On conservation and the callousness of local government, he had said, “It is the first day of spring. The council have chopped all the elms down in Elm Tree Avenue.” And of independent, opinionated women and the continuing efforts of the patriarchy to silence them – “Mr Scruton threatened to cancel the play if Mary, alias Pandora, continued to go into simulated labour in the manger”. Adrian’s mother Pauline was equally her own woman, and Adrian displays both disgruntlement and a sneaky pride in her “debauchery”.
All in all, we can be sure, he would have mourned with us the state of the world now. He would have marvelled at the horror that is Trump in his simultaneously snide yet wide-eyed way. And he had pretty much predicted the post-Brexit mess Britain finds itself in: “I asked Pandora how long she would love me. She said – as long as Britain has Gibraltar.”
Life after fifty
For all our sakes, we hope Pandora continues to love him whichever way Gibraltar goes. It is this focus on his everyday concerns, over and above everything else, including his political urges, that makes him so identifiable and endearing a figure to us shiftless millions. Ordinary, like us; full of faults, foibles and unattainable fancies. And not all that different at 50, we know now from experience, having come within touching distance of that milestone ourselves.
Like many of us who matured (or didn’t!) with him, a 50-plus Adrian is only slightly tempered by wisdom. “I have never seen a dead body or a female nipple. This is what comes from living in a cul de sac,” he lamented in The Growing Pains in 1985. We have it on good authority that he has seen both since, but something of his sexual naiveté, we fancy, would not have worn off.
“I was racked with sexuality but it wore off when I helped my father put manure on our rose bed”. And now with his fortunes in both love and health on the turn, we can almost hear him crowing again, “My skin is dead good. I think it must be a combination of being in love and Lucozade”.

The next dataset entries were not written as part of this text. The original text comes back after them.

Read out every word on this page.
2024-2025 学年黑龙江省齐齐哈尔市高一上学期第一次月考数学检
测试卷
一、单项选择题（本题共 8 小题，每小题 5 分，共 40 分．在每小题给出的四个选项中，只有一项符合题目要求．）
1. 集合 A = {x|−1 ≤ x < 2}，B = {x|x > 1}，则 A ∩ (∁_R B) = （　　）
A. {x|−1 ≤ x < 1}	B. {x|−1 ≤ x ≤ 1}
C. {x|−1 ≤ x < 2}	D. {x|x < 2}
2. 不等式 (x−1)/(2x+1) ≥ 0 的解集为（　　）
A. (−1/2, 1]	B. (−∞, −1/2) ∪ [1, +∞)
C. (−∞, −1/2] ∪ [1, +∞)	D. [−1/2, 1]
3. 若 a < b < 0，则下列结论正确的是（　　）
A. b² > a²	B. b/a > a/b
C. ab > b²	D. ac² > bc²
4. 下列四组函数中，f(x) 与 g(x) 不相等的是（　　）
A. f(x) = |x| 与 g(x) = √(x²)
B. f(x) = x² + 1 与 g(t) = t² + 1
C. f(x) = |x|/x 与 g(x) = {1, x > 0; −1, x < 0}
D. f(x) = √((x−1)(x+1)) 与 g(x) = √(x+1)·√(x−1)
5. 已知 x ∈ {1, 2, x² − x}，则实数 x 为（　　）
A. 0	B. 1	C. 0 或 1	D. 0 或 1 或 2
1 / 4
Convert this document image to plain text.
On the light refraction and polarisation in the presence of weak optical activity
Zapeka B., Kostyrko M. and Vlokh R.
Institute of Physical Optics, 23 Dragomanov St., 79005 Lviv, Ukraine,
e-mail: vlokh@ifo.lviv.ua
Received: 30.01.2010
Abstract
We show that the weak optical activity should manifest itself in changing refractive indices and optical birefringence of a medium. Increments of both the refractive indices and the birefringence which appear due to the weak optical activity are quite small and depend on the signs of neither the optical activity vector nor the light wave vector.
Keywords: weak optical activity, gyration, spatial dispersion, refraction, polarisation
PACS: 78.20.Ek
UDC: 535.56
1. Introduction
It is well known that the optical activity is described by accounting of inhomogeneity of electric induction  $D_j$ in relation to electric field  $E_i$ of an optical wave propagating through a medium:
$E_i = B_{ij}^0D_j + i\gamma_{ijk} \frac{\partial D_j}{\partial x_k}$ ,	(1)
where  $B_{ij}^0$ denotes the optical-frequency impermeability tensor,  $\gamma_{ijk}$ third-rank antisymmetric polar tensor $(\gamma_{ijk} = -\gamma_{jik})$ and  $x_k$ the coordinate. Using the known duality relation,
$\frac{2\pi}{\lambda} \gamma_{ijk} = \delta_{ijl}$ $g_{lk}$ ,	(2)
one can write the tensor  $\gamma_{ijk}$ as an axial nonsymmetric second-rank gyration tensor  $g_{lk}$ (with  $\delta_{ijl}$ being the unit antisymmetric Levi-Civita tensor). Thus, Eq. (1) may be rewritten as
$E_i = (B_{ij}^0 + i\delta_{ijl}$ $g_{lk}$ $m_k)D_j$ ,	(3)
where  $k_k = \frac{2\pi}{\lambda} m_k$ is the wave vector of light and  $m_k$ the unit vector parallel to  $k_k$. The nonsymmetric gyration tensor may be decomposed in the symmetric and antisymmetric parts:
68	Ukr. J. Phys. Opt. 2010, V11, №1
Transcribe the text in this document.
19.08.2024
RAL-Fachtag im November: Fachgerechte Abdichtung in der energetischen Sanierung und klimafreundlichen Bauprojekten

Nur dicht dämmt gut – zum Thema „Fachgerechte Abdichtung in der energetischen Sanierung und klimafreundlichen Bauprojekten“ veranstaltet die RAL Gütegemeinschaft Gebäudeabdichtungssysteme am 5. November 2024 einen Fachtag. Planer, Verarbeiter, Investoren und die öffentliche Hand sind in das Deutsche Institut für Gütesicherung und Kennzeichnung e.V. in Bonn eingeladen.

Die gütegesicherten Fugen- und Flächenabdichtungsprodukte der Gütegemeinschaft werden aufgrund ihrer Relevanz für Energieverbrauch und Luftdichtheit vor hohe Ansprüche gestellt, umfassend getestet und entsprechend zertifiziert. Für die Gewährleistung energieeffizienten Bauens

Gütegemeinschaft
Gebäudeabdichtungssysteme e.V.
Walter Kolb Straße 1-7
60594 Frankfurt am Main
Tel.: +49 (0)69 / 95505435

His parents might have been a touch more profligate than ours, and his life full of more twists and turns, but his traits are our own, and of our times. He exhibits the same voyeurism and schadenfreude (“I used to be the sort of boy who had sand kicked in his face, now I’m the sort of boy who watches somebody else have it kicked in their face.”), that curious mix of intellectual cocksureness, with ego-wobbles and victimhood (“None of the teachers at school have noticed that I am an intellectual. They will be sorry when I am famous” or “It is no surprise to me that intellectuals commit suicide, go mad or die from drink. We feel things more than other people. We know the world is rotten and that chins are ruined by spots”) and even helicopter parenting (“I fear I am losing the battle to mould William’s character to my own satisfaction. He’s only six, but at his age Mozart was selling out concerts all over Europe”). In other words, Adrian Mole is all that is good and bad about us.
So, ladies and gentlemen, Adrian Mole alumni, please raise your glasses to A Mole – philosopher, beloved underachieving friend, Millennium Man and Everyman – on his getting to 50 in inimitable style, despite our many justifiable worries that he never would.
Let us drink to Pandora-love and dorkily ever after!